Of Holdcroft’s own training programme, Bearstone aims to keep most of the fillies, depending on pedigrees and situations, and sell the colts; the farm had around about 15 in training this year.
“I think the nurturing of them is so important – there is no point on spending a fortune breeding or buying and then not looking after it properly,” says Holdcroft. "You should do every mortal thing you can think of to do the best by that horse.
“Just as important then is having a good trainer who normally then has a good jockey, and then you need a bit of luck as well – you have got to have those four ingredients. “We always have the fillies back in the winter – it does them a bit of good and helps with costs. We keep them in light exercise and turn them out depending on the weather, we don’t let them down completely,” he explains. Bearstone employs 12 staff with many there on long-term basis – stud manager Mark Pennell has been on the farm since he was 16 and he’s now 54, while assistant Hayley Mayer can also boast double figures in years at Bearstone.
The farm is, as Holdcroft explains and not unexpectedly, “run on a commercial basis”. The current stallions at the farm are sprinters Fountain Of Youth, a son of Oasis Dream who had first runners in 2019, and Washington DC. By Zoffany he is about to embark on his second covering season.
The former won the 5f Group 3 Sapphire Stake and is son of the brilliant dual 1,000 Guineas winner, Attraction.
“Fountain Of Youth has had the winners of seven races, but a lot of placed horses – I am sick of finishing second!” declares Holdcroft. “Our own Gravity Force ran a good race in the Group 3 Horris Hill to finish fourth – he ran a blinder and is a decent horse.
“They have a bit of size about them and are good-looking horses – they should improve at three. They are not small, short-coupled ‘wham-bam’ type of horses, they should be able to carry weight in handicaps.
“They are the sort of horses that you just can’t rush; you would ruin them.”

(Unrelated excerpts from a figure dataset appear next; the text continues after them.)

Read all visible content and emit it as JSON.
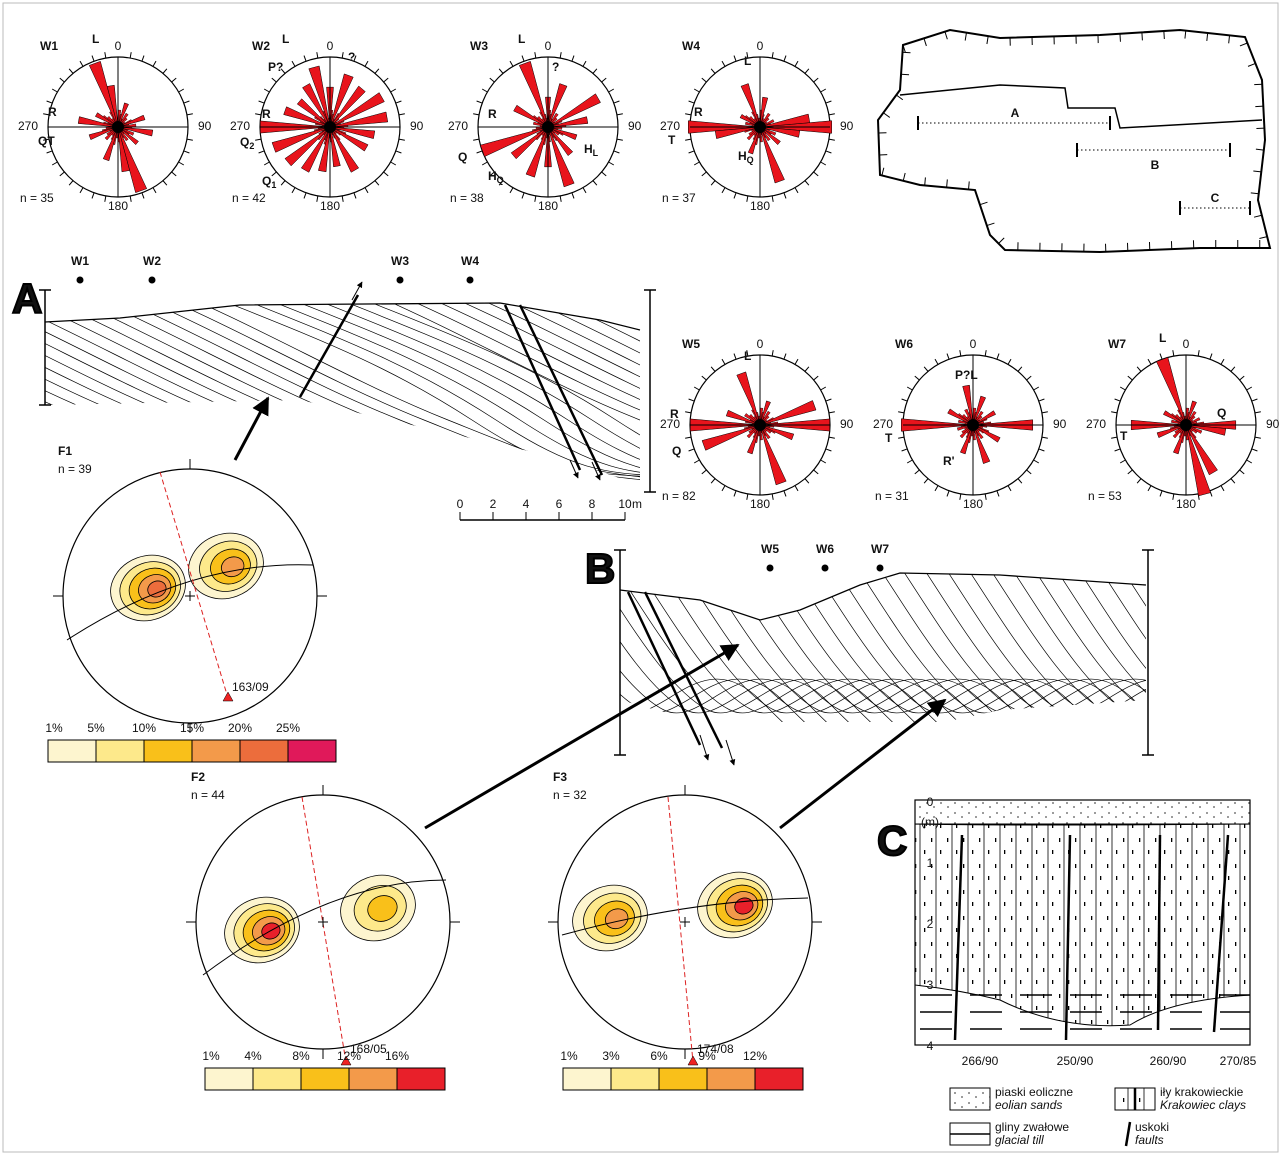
{
  "roses": [
    {
      "id": "W1",
      "axes": [
        "0",
        "90",
        "180",
        "270"
      ],
      "n": "n = 35",
      "labels": [
        "L",
        "R",
        "QT"
      ]
    },
    {
      "id": "W2",
      "axes": [
        "0",
        "90",
        "180",
        "270"
      ],
      "n": "n = 42",
      "labels": [
        "L",
        "P?",
        "?",
        "R",
        {
          "text": "Q",
          "sub": "2"
        },
        {
          "text": "Q",
          "sub": "1"
        }
      ]
    },
    {
      "id": "W3",
      "axes": [
        "0",
        "90",
        "180",
        "270"
      ],
      "n": "n = 38",
      "labels": [
        "L",
        "?",
        "R",
        "Q",
        {
          "text": "H",
          "sub": "Q"
        },
        {
          "text": "H",
          "sub": "L"
        }
      ]
    },
    {
      "id": "W4",
      "axes": [
        "0",
        "90",
        "180",
        "270"
      ],
      "n": "n = 37",
      "labels": [
        "L",
        "R",
        "T",
        {
          "text": "H",
          "sub": "Q"
        }
      ]
    },
    {
      "id": "W5",
      "axes": [
        "0",
        "90",
        "180",
        "270"
      ],
      "n": "n = 82",
      "labels": [
        "L",
        "R",
        "Q"
      ]
    },
    {
      "id": "W6",
      "axes": [
        "0",
        "90",
        "180",
        "270"
      ],
      "n": "n = 31",
      "labels": [
        "P?L",
        "T",
        "R'"
      ]
    },
    {
      "id": "W7",
      "axes": [
        "0",
        "90",
        "180",
        "270"
      ],
      "n": "n = 53",
      "labels": [
        "L",
        "T",
        "Q"
      ]
    }
  ],
  "map": {
    "labels": [
      "A",
      "B",
      "C"
    ]
  },
  "profiles": [
    {
      "label": "A",
      "stations": [
        "W1",
        "W2",
        "W3",
        "W4"
      ]
    },
    {
      "label": "B",
      "stations": [
        "W5",
        "W6",
        "W7"
      ]
    }
  ],
  "scale_bar": {
    "ticks": [
      "0",
      "2",
      "4",
      "6",
      "8",
      "10"
    ],
    "unit": "m"
  },
  "stereonets": [
    {
      "id": "F1",
      "n": "n = 39",
      "orientation": "163/09"
    },
    {
      "id": "F2",
      "n": "n = 44",
      "orientation": "168/05"
    },
    {
      "id": "F3",
      "n": "n = 32",
      "orientation": "174/08"
    }
  ],
  "color_scales": [
    {
      "labels": [
        "1%",
        "5%",
        "10%",
        "15%",
        "20%",
        "25%"
      ]
    },
    {
      "labels": [
        "1%",
        "4%",
        "8%",
        "12%",
        "16%"
      ]
    },
    {
      "labels": [
        "1%",
        "3%",
        "6%",
        "9%",
        "12%"
      ]
    }
  ],
  "log": {
    "label": "C",
    "depths": [
      "0",
      "1",
      "2",
      "3",
      "4"
    ],
    "unit": "(m)",
    "faults": [
      "266/90",
      "250/90",
      "260/90",
      "270/85"
    ]
  },
  "legend": [
    {
      "pl": "piaski eoliczne",
      "en": "eolian sands"
    },
    {
      "pl": "iły krakowieckie",
      "en": "Krakowiec clays"
    },
    {
      "pl": "gliny zwałowe",
      "en": "glacial till"
    },
    {
      "pl": "uskoki",
      "en": "faults"
    }
  ]
}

Washington DC has form fitting of a Bearstone stallion with a win in the Listed Windsor Castle Stakes and a second in the Phoenix Stakes (G1) at two. He went on to pick up a second placing in the Prix de l’Abbaye at three, alongside producing multiple Group-class sprint performances for trainer Aiden O’Brien.
Holdcroft says: “We are really pleased with Washington DC – he saw about 80 mares last year. He was fast horse and a good two-yearold. He has Group 1 form and just because of the numbers at Coolmore did not get a place at stud there.”
Cars, racehorses, broodmares and stallions have provided a good mix for Bearstone and the Holdcrofts over the years, and with the talented Glass Slippers promising a “fun year ahead”, the curtains will open on 2020 with anticipation.